Basın Nereye Gidiyor? (1)

13 Kasım 2018 Salı

Ciner Grubu, 10 yıldır yayımladığı “Habertürk” gazetesini, Demirören Holding de, Ahmet Emin Yalman’ın 1923’te çıkardığı “Vatan” gazetesini kapattı!
Ve hatta “Resmi Gazete” bile kapandı! Bu olgu bile, yönetimin aczinin önemli bir kanıtıdır. İnternet saldırganları, kim bilir Resmi Gazete ile nasıl oyun oynayacaklar! Bu durumda sorumlusu bugünkü hükümet olmayacak mı?
İzmir’de “Yeni Bakış”, “Ege Telgraf”, “Dokuz Eylül”, “Haber Ekspres”, “İlkses”, “Ticaret” ve “Yenigün” gazeteleri, pazar günleri yayımlanamayacaklar.
Sakarya’da da “Yeni Sakarya”, “Yeni Haber”, “Bizim Sakarya” ve “Ada Postası” gazeteleri de aynı kararı aldılar…
Ciner Grubu, ayrıca Bloomberg HT, Show TV, Habertu¨rk TV’de pek çok çalışanı işten çıkardı.

***

Oxford Üniversitesi Reuters Gazetecilik Çalışmaları Enstitüsü’nce yapılan bir araştırmada, “Türkiye’de medyaya güven duyduğunu” belirtenlerin oranı yüzde 38 iken, yüzde 40’ının da “güven duymadığını” bildirdi.
Araştırmada, kendini “sağ siyasete yakın görenlerin medyaya güveni” yüzde 51, “sola yakın görenlerde” ise yüzde 29 olarak saptandı.
Türkiye genelinde “en fazla güven duyulan haber kaynakları” arasında hükümete eleştirel yaklaştığı belirtilen Cumhuriyet ve Sözcü gazeteleri ile FOX TV yer alırken, “en az güven duyulan kaynaklar” hükümet yanlısı olarak sınıflandırılan Ahaber, Sabah ve TRT Haber oldu!

***

Amerika’ nın Sesi ’ n i n “Türkiye’de Medya Sektöründe Yaprak Dökümü Hızlandı” haberine göre “Freedom House”un 2018 yılı raporunda Türk medyası “özgür değil” sınıfında yer aldı.
“Sınır Tanımayan Gazeteciler (RSF) Örgütü’nün” basın özgürlüğü endeksinde ise Türkiye’nin yeri 180 ülke arasında 157’nci; AKP iktidara geldiğinde “yarı özgür” sınıfında ve “basın özgürlüğü” sıralamasında 99’uncu idi.

***

Stuttgarter Zeitung gazetesinin bu haberini “çıkardaş” gazetelerde okuyabildiniz mi?
“Şahlanan enflasyonla mücadele amacıyla başvurulan önlemler Ankara’nın sert kararlar almaktan çekindiğini gösteriyor.

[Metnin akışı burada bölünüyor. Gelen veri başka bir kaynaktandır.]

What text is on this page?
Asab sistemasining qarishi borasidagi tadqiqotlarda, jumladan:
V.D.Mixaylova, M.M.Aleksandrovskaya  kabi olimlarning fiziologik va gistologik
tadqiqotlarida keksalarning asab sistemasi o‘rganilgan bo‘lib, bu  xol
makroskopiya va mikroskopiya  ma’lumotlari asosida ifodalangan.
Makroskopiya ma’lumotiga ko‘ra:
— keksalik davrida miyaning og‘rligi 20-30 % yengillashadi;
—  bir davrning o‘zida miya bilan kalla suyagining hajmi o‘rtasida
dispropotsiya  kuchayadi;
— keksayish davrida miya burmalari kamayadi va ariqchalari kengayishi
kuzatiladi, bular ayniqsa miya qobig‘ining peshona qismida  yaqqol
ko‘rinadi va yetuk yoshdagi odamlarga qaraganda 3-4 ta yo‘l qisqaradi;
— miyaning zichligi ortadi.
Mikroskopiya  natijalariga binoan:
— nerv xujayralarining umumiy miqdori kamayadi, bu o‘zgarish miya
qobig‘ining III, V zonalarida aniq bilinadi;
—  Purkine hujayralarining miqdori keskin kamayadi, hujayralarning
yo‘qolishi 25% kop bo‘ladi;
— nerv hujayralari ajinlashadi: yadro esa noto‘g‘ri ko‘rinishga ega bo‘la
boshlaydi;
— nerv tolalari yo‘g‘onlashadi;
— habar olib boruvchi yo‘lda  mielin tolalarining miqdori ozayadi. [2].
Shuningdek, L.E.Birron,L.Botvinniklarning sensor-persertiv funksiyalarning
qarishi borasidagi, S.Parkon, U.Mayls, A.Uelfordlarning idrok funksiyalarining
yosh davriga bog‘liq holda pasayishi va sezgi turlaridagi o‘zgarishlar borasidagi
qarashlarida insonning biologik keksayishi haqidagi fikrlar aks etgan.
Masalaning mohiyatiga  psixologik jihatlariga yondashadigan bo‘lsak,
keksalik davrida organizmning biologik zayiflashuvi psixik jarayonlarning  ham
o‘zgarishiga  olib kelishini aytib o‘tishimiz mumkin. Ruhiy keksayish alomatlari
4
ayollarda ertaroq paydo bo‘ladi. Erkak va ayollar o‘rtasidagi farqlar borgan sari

Marketlerde fiyat kontrolü yaptırmak, gerçek ekonomik stratejinin yerini alamaz. Erdoğan yönetimi durumu idare edebileceğine güveniyor.
Ama yatırımcının kaybolan güveni böyle geri getirilemez. Erdoğan yandaşları bile alçak sesle homurdanmaya başladı. Başkan, haziran seçimden önce ‘istikrar’ vaat etmişti, ama seçimden sonra ‘kaos ve pahalılıktan’ başka bir şey veremedi! Dümeni sert bir şekilde kırmadığı takdirde, ekonomik bunalım siyasal bunalıma dönüşebilir.”

***

Nev York Times gazetesinin başmakalesinden alıntı:
“Erdoğan’ın gazetecileri kötü kullanımı ve basın özgürlüğünü kısıtlama konusundaki rekoru göz önüne alındığında, bir gazetecinin (Suudi gazeteci Cemal Kaşıkçı) öldürülmesinden çok etkilendiği pek olası değil.
Geçen yıl medya özgürlüğü grupları, Türkiye’nin çalışmalarından dolayı gazetecileri hapse attığı için, dünyanın en kötü suçlusu olduğuna bir kez daha karar verdi.
Eğer basın özgürlüğü değilse, Erdoğan neyi savunur?
Yenilenmiş bir Osmanlı İmparatorluğu’na başkanlık etme hayallerini barındırıyor.
15 yıldır iktidarda olan Erdoğan, iç kontrolü ile muhalifleri cezalandırdı ve bağımsız medyayı ezdi.
Fakat bu krize girerek zayıflayan Türkiye, Erdoğan’ın kötü yönetiminin, kaba otoriter yollarının, yolsuzluğun ve hukukun üstünlüğünün göz ardı edilmesinin sonucu ekonomik sıkıntı ve diplomatik ‘izolasyon’ noktasına getirildi.”

***

Rahmetli babam Hilmi Acar, İzmir Eşrefpaşa’da PTT Müdürü iken 100 adım ötede gazeteci Osman ve eşi, alçak bir duvarda, sabah İzmir, öğleden sonra İstanbul ve Ankara gazetelerini satardı.
Babam memur maaşı ile 4 gazete alır, birini de Osman’a geri vermek koşulu ile dördüncüsünü ödünç alırdı… Hangileri?
Yunus Nadi’nin Cumhuriyeti’i, Sedat Simavi’nin Hürriyet’i, Ahmet Emin Yalman’ın Vatan’ı, Ali Naci Karacan’ın Milliyet’i… Arşivine kaldıramayacağı gazeteyi okuduktan sonra o gün Osman’a geri verirdi.
İzmir’de yayımlanan Selanikli Bilgin ailesinin 1895’te çıkardığı Yeni Asır gazetesini günün koşullarına göre ve Halikarnas Balıkçısı’nın yazılarının yayımlandığı pazar günleri de Demokrat İzmir gazetesini özellikle alırdı. Ben de doğal olarak her gün, ilk, orta, lise yıllarımda o gazeteleri okurdum…

***

Yıllarca sonra şunu fark ettim… CHP’nin Ulus, DP’nin Zafer, MP’nin Kudret gazetesi o partilerin “organı- sözcüsü” idiler… Bana göre onlar “yandaştılar”… Yıllarca sonra partilerinin varlıkları - etkileri kaybolunca onlar da kayboldular…
Dört büyük gazete ile birlikte bazı yeni gazetelerin günümüzdeki konumlarına gelecek hafta değineceğiz…  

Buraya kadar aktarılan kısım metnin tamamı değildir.